Series 14 | Part 2: Illegal Immigrants Are Not Judged By a Jury of Their Peers

Given that there are no details on punishment for illegal immigration, I feel it’s necessary to discuss it further. Here’s why I can’t necessarily support deportation after two years. Do they have some place to return to?

I mean, it’s not really our business, and it’s debatable whether the Constitution protects them since the only reason it could is because they’re on U.S. soil and afforded rights of those on U.S. soil but stepped foot on U.S. soil illegally and of their own volition unless as a dependent and with the person that takes care of them, but still we should check to see whether we’re sending them to a place that is going to be bad for them.

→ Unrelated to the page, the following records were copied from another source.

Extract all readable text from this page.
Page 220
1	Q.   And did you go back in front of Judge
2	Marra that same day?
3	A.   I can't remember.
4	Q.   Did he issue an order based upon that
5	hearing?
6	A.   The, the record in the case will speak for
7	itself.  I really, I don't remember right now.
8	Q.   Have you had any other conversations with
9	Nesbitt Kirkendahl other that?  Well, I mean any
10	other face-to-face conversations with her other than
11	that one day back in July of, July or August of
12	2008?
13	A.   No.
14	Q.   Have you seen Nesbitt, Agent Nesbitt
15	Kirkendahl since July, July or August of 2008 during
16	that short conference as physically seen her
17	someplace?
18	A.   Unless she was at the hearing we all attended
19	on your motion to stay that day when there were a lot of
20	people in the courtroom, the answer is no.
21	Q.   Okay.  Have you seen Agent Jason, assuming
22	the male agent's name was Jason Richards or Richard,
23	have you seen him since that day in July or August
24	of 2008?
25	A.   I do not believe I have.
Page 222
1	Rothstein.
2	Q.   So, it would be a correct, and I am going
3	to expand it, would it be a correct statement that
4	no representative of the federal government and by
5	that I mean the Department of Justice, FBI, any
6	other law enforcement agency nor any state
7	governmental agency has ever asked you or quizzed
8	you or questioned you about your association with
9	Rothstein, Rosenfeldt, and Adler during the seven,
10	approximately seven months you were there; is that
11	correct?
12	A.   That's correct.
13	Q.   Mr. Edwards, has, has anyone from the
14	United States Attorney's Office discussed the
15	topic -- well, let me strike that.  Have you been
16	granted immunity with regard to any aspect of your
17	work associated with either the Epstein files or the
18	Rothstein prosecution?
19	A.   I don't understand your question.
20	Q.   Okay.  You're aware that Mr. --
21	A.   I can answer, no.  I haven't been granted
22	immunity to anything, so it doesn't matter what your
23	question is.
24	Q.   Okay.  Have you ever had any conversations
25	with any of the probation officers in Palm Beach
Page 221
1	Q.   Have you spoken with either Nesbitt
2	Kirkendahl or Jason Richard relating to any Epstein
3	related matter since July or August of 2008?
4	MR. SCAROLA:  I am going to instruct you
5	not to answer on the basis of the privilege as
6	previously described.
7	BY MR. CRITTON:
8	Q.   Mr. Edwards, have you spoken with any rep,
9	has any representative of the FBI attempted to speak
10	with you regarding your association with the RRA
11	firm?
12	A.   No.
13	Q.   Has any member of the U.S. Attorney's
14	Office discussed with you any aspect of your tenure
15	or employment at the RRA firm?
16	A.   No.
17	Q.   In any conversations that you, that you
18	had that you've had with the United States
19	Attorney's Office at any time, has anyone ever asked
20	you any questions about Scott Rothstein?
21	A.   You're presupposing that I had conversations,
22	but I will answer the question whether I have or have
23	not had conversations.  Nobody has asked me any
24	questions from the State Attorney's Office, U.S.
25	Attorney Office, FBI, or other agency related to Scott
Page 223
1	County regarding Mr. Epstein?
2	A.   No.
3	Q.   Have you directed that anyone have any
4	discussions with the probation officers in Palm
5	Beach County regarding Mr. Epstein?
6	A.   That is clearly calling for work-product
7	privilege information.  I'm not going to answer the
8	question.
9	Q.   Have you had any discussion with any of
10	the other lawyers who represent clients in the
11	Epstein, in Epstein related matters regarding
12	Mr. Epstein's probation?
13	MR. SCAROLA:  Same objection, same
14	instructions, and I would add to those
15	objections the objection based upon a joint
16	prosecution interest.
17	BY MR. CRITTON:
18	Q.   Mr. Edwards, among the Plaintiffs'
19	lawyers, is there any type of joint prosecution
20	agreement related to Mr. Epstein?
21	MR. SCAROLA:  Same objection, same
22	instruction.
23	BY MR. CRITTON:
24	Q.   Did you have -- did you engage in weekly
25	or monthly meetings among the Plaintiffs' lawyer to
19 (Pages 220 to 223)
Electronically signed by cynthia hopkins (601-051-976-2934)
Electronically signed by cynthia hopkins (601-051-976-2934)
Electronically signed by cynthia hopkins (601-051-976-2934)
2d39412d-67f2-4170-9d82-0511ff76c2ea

We need to assess the appropriate punishment for illegal immigration, and I don’t think we’ve done that. For every crime, there’s extensive study on how many years someone should get in jail, for murder, for robbery, and other crimes, or probation as well as the manner in which the crime was committed, the defendant’s intent, etc. There are studies in law schools across this country and several countries that debate topics of intent, premeditation, mental state, severity of the crime, and other issues and probation, time served, minimum security versus maximum security, level of remorse, how one pleads, etc.

However, there seems to be none of that when assessing punishment for illegal immigration.

You can’t claim someone should be tried in your courts because the crime happened here and also claim the defendant doesn’t get the rights afforded by the Constitution.